FAMILY and friends of an ‘outgoing, friendly and loving’ man will pound the pavements today, Sunday with a walk to raise money in his memory.

Stephen ‘Stiggy’ Rustage died on August 10 last year and to mark the anniversary of his death his parents Penny and Les, brother Gareth, sister Sarah and their families and a group of his friends will walk from his house in Reynolds Street to Fox Covert, where he was laid to rest.

Stiggy, given the nickname as a baby because ‘the house was always a dump so he was the stig’, was only 25 when he died – just four days before he was due to see a leading heart specialist.

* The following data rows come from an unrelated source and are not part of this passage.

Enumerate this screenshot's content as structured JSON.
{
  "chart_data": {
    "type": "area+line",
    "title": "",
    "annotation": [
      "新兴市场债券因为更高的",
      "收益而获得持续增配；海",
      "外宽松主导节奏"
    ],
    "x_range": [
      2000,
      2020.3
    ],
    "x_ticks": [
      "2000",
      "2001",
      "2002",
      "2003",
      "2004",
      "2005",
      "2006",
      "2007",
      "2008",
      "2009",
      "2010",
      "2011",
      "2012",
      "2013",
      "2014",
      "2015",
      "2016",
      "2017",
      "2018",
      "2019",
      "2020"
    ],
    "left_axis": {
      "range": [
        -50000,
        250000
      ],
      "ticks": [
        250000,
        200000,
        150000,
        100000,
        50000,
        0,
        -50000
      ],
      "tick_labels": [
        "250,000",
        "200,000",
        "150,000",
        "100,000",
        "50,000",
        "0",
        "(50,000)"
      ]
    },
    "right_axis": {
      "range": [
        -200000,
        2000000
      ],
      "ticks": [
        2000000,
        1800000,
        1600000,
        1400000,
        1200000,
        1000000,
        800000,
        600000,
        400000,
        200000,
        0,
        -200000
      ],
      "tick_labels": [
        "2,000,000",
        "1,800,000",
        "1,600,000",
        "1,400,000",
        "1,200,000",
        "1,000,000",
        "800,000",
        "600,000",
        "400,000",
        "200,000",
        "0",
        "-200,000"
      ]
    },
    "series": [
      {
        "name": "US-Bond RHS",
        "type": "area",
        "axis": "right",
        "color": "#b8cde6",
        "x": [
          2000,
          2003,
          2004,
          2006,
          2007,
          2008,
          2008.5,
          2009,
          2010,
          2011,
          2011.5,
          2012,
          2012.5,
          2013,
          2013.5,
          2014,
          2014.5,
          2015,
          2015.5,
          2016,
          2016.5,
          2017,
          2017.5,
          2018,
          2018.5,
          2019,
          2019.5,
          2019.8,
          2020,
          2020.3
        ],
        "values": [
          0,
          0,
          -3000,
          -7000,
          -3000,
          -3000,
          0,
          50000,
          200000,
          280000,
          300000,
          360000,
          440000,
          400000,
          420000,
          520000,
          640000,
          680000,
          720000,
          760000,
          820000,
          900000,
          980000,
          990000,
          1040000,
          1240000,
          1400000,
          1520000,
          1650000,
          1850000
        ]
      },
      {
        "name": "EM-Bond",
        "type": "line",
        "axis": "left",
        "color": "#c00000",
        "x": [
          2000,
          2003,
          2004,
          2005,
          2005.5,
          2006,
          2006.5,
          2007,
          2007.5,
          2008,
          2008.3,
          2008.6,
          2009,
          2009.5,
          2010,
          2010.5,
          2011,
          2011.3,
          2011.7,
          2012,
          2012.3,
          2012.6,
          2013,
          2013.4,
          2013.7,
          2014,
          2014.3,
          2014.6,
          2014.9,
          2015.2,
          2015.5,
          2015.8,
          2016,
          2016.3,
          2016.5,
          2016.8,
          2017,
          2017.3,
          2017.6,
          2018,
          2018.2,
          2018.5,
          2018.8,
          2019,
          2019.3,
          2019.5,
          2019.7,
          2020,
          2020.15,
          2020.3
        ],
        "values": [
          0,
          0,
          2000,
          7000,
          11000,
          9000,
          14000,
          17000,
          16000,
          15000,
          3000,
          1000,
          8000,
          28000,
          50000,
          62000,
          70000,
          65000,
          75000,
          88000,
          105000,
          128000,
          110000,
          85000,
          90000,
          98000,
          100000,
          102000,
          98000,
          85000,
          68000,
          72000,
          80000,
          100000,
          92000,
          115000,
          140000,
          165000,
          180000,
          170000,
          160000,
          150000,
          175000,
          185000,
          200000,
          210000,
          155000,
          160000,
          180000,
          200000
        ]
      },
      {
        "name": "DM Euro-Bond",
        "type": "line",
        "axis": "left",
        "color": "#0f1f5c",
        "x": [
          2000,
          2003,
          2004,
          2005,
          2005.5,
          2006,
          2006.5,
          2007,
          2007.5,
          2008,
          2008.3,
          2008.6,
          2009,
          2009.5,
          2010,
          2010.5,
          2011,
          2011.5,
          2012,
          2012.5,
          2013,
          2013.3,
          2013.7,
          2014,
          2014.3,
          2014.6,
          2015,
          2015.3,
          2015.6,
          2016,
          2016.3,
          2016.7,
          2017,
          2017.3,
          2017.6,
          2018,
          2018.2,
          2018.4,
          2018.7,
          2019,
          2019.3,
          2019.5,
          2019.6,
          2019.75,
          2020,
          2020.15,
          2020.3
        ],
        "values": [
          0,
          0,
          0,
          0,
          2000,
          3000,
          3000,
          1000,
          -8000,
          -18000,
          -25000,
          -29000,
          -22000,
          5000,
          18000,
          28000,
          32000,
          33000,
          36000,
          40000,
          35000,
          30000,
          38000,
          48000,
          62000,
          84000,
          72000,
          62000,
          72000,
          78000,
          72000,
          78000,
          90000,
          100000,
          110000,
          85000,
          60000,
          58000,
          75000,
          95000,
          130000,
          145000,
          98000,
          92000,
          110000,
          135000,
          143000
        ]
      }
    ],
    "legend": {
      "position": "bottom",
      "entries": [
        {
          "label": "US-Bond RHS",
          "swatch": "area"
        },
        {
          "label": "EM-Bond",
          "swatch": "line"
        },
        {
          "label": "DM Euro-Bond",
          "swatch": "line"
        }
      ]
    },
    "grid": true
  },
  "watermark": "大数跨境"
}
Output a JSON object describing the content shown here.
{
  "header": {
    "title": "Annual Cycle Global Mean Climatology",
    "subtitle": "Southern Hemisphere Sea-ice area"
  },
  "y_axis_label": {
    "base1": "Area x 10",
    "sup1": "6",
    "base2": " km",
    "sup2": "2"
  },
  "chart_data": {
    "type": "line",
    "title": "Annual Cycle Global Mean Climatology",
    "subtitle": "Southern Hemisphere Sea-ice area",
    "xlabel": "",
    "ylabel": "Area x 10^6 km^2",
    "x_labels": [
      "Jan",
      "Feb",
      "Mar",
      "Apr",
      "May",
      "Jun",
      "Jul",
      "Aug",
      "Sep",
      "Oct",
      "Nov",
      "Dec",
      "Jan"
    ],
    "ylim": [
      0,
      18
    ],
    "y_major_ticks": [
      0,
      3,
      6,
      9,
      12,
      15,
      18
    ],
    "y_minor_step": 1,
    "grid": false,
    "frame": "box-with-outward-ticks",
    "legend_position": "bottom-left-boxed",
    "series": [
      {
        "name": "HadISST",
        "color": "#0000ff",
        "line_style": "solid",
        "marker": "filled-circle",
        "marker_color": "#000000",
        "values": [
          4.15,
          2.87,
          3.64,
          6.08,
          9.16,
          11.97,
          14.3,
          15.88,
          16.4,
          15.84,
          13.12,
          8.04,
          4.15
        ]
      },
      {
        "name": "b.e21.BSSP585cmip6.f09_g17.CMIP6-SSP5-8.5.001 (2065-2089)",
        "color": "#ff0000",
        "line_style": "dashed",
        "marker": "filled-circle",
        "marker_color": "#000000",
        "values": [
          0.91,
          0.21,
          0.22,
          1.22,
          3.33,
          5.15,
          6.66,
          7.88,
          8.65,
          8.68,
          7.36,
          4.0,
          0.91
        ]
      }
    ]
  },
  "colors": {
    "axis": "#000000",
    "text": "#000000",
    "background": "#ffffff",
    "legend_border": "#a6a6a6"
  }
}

He had pulmonary atresia, a rare birth defect that means he had no pulmonary artery.

Stiggy’s only chance was a heart and lung transplant, but he died before he could get one.

“He had trouble walking with his condition so we thought it would be apt to walk for him,” said sister Sarah, of Seabury Street, Westy.

The family want to raise money for Alder Hey Children’s Hospital in Liverpool, which is where Stiggy was treated throughout his childhood.

But it has a second significance to them, as Sarah’s two-year-old son Joel also has a heart disorder – known as tetralogy of Fallot – and has had open heart surgery twice at Alder Hey.

By coincidence, both Stiggy and Joel were treated by the same consultant.

“He was always there for Joel. It gave them a special bond,” said mum Penny.

Stiggy, a former Alderman Bolton Primary School and Sir Thomas Boteler High School pupil, was two when doctors discovered his condition after he collapsed following a measles injection.

Dad Les said: “He never moaned about his illness, he was never poorly in himself.

“He would never let it get to him – he would try to do everything.”

Penny said: “He was doing brilliantly and was really coping with it but then about three weeks before he died he had six mini strokes.”

Stiggy had a blood clot in his heart and died in hospital.

Penny said her son was outgoing, friendly and worshipped his dad.

A regular at the Crown and Cushion’s weekly karaoke, the Penketh pub put on a tribute night to Stiggy after his death.

“Everyone you speak to says he was a lovely lad,” said Les.

The family had another son, Lee, who died 23 years ago of a heart condition, though doctors say they were unrelated.

Sunday’s two-and-a-half-mile walk, organised by Stiggy’s friends Adam Milford and Candice Evans, will start at 4pm on Reynolds Street and the family want anyone willing to take part to join them.

“We want to raise whatever we can, whatever anyone can afford to give,” said Penny.

“If it saves another person, another child, then that’s worth everything.”